Afin de satisfaire la demande d’Helsinki, le gouvernement grec devra placer sur le compte d’une banque commerciale un dépôt de 880 millions d’euros. Le compte sera géré par un trustee. La somme sera placée en obligations AAA et bloquée pendant 30 ans. Au terme de cette période, qui correspond à la durée des nouveaux prêts de la Facilité de stabilité européenne à Athènes, la caution devrait atteindre un peu plus de 2 milliards, soit le montant de l’engagement finlandais. Si la Grèce rembourse intégralement le prêt, elle récupère sa caution. Si elle fait défaut, en partie ou complètement, Helsinki dispose des fonds.
«C’est exactement ce que l’on voulait. Ainsi notre participation est neutre financièrement», a indiqué mardi un porte-parole du gouvernement finlandais à L’Agefi.
Cette caution sera constituée au moyen du rachat sur le marché d’obligations d’Etat grecques. Ces rachats seront effectués par le trustee, à la demande du gouvernement. Le montant de 880 millions d’euros correspond à 40% des 2,2 milliards d’euros, une quote-part qu’Helsinki estime correspondre au risque grec.
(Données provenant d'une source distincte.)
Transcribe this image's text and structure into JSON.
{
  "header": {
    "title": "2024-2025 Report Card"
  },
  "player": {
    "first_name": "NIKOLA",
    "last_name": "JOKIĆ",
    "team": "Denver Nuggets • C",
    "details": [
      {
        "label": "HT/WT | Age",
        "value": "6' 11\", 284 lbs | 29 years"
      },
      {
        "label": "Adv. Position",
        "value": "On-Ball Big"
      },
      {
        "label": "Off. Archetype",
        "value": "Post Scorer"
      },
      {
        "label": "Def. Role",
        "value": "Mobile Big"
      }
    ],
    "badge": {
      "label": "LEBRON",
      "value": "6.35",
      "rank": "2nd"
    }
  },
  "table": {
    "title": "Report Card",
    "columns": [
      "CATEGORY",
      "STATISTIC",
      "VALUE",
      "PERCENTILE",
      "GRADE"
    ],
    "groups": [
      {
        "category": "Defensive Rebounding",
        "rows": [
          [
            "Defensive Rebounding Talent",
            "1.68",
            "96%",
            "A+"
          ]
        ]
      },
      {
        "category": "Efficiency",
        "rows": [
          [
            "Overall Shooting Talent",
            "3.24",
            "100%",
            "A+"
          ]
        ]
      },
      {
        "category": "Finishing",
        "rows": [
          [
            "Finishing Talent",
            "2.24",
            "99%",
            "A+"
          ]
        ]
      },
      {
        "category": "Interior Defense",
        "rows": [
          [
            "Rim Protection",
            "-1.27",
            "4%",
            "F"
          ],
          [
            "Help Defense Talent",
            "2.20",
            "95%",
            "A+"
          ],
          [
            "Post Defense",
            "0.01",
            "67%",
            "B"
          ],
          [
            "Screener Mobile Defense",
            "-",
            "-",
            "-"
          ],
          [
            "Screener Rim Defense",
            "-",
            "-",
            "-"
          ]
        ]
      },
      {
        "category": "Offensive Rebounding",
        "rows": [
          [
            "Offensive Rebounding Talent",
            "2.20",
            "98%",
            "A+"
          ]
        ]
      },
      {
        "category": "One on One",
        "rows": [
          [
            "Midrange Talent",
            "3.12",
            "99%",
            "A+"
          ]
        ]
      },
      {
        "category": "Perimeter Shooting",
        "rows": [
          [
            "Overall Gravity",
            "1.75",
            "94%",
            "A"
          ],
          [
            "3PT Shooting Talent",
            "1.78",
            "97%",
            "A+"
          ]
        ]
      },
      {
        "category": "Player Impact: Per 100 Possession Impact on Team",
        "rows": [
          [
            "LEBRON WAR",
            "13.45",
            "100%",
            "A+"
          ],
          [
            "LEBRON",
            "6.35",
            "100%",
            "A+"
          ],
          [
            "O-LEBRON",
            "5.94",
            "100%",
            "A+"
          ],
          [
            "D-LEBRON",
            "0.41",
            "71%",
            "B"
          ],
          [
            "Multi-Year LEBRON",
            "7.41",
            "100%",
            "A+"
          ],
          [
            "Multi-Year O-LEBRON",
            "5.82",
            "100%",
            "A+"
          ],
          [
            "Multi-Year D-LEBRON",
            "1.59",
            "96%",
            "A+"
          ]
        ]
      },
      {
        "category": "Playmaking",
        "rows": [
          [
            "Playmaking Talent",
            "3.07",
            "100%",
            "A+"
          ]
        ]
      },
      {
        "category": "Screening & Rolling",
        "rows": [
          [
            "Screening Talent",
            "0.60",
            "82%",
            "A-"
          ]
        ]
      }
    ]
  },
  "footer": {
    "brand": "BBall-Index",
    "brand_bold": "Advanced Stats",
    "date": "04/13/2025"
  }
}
A cela s’ajoute l’engagement, par la Finlande, de débloquer d’emblée sa participation au capital du Mécanisme de stabilité européen (ESM) qui sera créé en 2013, soit 1,44 milliards d’euros (sur un total de 80 milliards pour 17 pays). Les autres participants ont, eux, cinq ans pour verser le capital. Enfin, la rémunération de la Finlande sur les prêts à la Grèce sera légèrement inférieure à celle des autres créanciers.
Théoriquement, cette option a été conçue pour n’importe quel membre de l’Eurogroupe. Mais «elle n’est pas si avantageuse que cela pour les autres», reconnaît cette source finlandaise. «Débloquer le capital immédiatement n’est pas vraiment un problème pour un pays noté AAA», mais elle peut coûter cher à qui se trouve dans une situation plus délicate sur le marché, dit-elle.